In a letter sent to all the social democratic leaders in the EU on Tuesday, Asscher writes that Europe "has become a symbol of social injustice for too many people". According to him, he himself, the PvdA and its sister parties in the EU are partly to blame for the fact that more and more EU citizens are voting for right-wing populist parties. Asscher believes that the pursuit of a more social and respectable Europe should be important election topics.

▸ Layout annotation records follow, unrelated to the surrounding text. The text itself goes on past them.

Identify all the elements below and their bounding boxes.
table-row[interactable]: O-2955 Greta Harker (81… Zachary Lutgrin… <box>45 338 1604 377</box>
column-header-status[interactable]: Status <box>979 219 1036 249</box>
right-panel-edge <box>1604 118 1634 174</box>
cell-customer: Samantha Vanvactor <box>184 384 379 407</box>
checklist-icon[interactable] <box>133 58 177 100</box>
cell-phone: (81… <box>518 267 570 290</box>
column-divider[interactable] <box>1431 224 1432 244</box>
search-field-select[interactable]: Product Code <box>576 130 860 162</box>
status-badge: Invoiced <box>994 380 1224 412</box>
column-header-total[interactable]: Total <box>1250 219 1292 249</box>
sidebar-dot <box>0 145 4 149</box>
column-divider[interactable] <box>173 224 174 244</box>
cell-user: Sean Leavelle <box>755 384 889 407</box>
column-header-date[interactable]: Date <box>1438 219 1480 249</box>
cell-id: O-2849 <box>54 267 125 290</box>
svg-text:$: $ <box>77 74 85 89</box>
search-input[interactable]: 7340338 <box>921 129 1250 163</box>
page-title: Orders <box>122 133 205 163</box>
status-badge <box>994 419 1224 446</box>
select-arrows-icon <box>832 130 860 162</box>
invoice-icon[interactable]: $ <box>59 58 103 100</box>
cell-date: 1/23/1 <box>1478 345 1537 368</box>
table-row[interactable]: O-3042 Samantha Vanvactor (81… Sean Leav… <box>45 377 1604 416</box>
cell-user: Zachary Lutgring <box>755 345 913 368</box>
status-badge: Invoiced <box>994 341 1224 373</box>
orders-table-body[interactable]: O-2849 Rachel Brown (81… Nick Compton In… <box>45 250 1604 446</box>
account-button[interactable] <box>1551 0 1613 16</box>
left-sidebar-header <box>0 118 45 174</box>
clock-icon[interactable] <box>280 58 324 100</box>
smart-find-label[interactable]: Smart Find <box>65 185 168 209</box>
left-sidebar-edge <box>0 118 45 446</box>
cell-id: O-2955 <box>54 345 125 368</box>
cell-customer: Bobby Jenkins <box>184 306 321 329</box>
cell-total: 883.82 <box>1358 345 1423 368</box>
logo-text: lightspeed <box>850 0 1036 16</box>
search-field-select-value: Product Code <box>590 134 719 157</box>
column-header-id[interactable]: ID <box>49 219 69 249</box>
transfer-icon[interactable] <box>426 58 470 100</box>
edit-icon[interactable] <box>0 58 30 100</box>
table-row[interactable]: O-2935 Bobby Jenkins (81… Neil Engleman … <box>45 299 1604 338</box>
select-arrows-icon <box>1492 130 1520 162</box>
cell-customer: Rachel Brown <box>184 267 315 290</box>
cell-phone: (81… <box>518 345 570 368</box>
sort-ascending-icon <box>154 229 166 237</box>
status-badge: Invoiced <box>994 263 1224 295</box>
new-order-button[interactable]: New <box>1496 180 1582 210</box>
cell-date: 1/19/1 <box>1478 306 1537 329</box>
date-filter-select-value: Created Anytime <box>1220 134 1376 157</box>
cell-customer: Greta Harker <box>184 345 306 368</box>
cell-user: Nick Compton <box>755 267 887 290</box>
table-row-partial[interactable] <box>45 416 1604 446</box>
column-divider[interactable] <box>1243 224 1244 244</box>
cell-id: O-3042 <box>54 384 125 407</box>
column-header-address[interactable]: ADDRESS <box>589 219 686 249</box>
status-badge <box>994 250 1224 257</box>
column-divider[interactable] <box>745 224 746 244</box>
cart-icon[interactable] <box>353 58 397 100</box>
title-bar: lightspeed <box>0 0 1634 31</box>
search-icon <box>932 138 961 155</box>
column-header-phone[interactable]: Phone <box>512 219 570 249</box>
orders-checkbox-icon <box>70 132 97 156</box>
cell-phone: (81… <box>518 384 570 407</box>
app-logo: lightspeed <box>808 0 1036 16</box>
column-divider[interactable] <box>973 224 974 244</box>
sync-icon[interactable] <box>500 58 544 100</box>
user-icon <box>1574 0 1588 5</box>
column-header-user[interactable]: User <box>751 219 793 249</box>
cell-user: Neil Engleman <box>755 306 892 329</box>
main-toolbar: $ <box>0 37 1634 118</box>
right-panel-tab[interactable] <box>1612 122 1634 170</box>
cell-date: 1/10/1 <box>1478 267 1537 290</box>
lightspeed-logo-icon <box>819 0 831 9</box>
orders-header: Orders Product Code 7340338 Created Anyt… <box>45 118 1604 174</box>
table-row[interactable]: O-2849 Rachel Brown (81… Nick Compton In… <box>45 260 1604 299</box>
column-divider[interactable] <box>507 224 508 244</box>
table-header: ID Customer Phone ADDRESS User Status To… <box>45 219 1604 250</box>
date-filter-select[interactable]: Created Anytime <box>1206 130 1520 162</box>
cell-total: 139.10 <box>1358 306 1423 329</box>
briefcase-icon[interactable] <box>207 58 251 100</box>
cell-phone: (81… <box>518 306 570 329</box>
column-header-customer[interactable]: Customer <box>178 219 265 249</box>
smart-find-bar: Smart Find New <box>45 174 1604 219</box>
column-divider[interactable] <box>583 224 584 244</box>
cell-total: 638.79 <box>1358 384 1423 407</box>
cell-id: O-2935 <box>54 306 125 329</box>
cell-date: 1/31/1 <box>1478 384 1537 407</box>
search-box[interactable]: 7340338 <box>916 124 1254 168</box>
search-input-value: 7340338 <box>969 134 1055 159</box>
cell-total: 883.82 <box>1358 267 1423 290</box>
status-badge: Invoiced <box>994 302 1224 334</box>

Asscher wants migrant workers to be paid according to the standards of the country in which they are working. European Commissioner Marianne Thyssen of Social Affair already submitted such a proposal almost a year ago. But so far it has been blocked by 10 countries. These mostly Eastern European countries do not want the proposal to make finding work in other EU countries more difficult for their cheap workers.
The Dutch Labour leader wants to push the proposal through. "I am deeply convinced that this should happen. It is an ideological choice: Europe must not become a low wages continent. Otherwise the support erodes from beneath the EU", he wrote. Asscher sees two ways of doing this. "Preferably by convincing Eastern European countries that they too do not benefit from exploiting their people", Asscher wrote in his letter, according to the newspaper. But if that fails, the 10 countries can be outvoted.
In the letter Asscher also proposes a new trade agreement between the EU and Britain, once they've left the EU. He suggests that firm agreements are made on tackling tax avoidance by companies. He also wants to make sure that Britain does not drastically lower its corporate income tax in an effort to lure companies away from the EU. "Again, we have to avoid a race to the bottom."
Asscher thinks the best way to do so is to have the 27 remaining EU countries agree on imposing a minimum rate of corporate income tax and impose it on Britain. According to the Volkskrant, this proposal seems a bit out of reach as it requires unanimity and many Member States are vehemently opposed to giving their fiscal sovereignty to the EU.